OCI NV, Amsterdam, today said that it has submitted a proposal to the board of directors of OCI Partners LP to acquire all publicly held common units of OCI Partners in exchange for OCI NV shares. OCI currently owns 79.88 percent of issued and outstanding common units of OCI Partners, which has an ammonia plant and methanol plant in Beaumont, Texas.

OCI is proposing an exchange ratio of 0.5200 OCI NV shares for each publicly-held unit of OCI Partners, as part of a transaction that is to be effected through a merger of OCI Partners with a wholly-owned subsidiary of OCI. In exchange, OCI will offer 9.10 million newly issued OCI NV shares, to be admitted to listing on Euronext Amsterdam, representing approximately 4 percent of total OCI shares currently outstanding. The proposed Exchange Ratio represents a value of $7.80 per unit to OCI Partners minority shareholders, or an 8.3 percent premium over the closing price of OCI Partners common units as of Dec. 5, 2016, and a 25.6 percent premium over the 30 trading day average OCI Partners/OCI exchange ratio as of Dec. 5.

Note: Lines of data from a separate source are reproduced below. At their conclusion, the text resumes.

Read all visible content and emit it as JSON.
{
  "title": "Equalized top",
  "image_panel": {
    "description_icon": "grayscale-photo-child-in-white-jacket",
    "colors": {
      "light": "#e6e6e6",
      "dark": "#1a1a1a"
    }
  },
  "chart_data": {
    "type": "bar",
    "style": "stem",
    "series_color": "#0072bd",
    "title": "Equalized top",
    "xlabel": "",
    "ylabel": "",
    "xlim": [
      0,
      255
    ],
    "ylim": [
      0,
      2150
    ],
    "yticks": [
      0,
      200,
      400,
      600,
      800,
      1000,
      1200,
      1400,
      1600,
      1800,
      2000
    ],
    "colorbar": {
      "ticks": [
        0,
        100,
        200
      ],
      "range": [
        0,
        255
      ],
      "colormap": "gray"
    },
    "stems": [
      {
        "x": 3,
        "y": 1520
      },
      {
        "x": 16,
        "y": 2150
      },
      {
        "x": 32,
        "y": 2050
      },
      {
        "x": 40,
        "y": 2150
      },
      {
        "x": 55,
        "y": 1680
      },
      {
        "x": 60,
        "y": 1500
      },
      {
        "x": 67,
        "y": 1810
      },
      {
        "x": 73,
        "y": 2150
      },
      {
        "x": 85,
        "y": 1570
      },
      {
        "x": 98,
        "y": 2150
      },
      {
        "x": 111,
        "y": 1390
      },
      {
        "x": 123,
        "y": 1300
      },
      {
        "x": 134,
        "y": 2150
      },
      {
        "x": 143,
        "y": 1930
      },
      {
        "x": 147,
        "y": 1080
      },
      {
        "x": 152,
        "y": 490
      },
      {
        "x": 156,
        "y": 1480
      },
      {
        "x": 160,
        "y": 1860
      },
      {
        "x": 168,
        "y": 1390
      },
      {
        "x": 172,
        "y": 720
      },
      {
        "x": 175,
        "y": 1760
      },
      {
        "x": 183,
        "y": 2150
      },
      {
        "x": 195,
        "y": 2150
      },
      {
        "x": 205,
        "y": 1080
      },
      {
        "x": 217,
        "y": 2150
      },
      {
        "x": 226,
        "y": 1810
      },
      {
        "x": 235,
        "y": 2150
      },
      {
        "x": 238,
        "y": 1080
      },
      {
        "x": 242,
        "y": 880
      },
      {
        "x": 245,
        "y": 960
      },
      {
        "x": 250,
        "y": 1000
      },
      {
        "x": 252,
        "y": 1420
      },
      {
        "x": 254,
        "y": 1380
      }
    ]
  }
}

The proposed transaction is subject to approval of a definitive agreement by the board of directors of OCI NV, the board of directors of the general partner of OCI Partners and a Conflicts Committee to be established by the OCIP board, and would be subject to customary closing conditions. OCI NV said there can be no assurance that a definitive agreement will be executed or that any transaction will materialize.

“We believe the proposed transaction is attractive to minority investors in OCI Partners who, as new OCI NV shareholders, would have the opportunity to diversify from single-asset equity ownership to a leading global methanol and fertilizer producer,” said Nassef Sawiris, OCI NV CEO. “OCI has significant growth prospects with the start-up of two new world-scale greenfield facilities in the United States: a fertilizer complex in Wever, Iowa, and a methanol plant in Beaumont, Texas, adjacent to the facility owned by OCI Partners. In addition, it allows unitholders to benefit from the significantly better trading liquidity of the OCI NV share compared to OCI Partners. For OCI NV shareholders, the proposed transaction allows for simplification of the group’s corporate structure, greater operational synergies, including the removal of public listing costs and addresses concerns over the attractiveness of Master Limited Partnerships (MLPs) as an asset class in an environment of rising interest rates and potential changes in U.S. tax regulations.”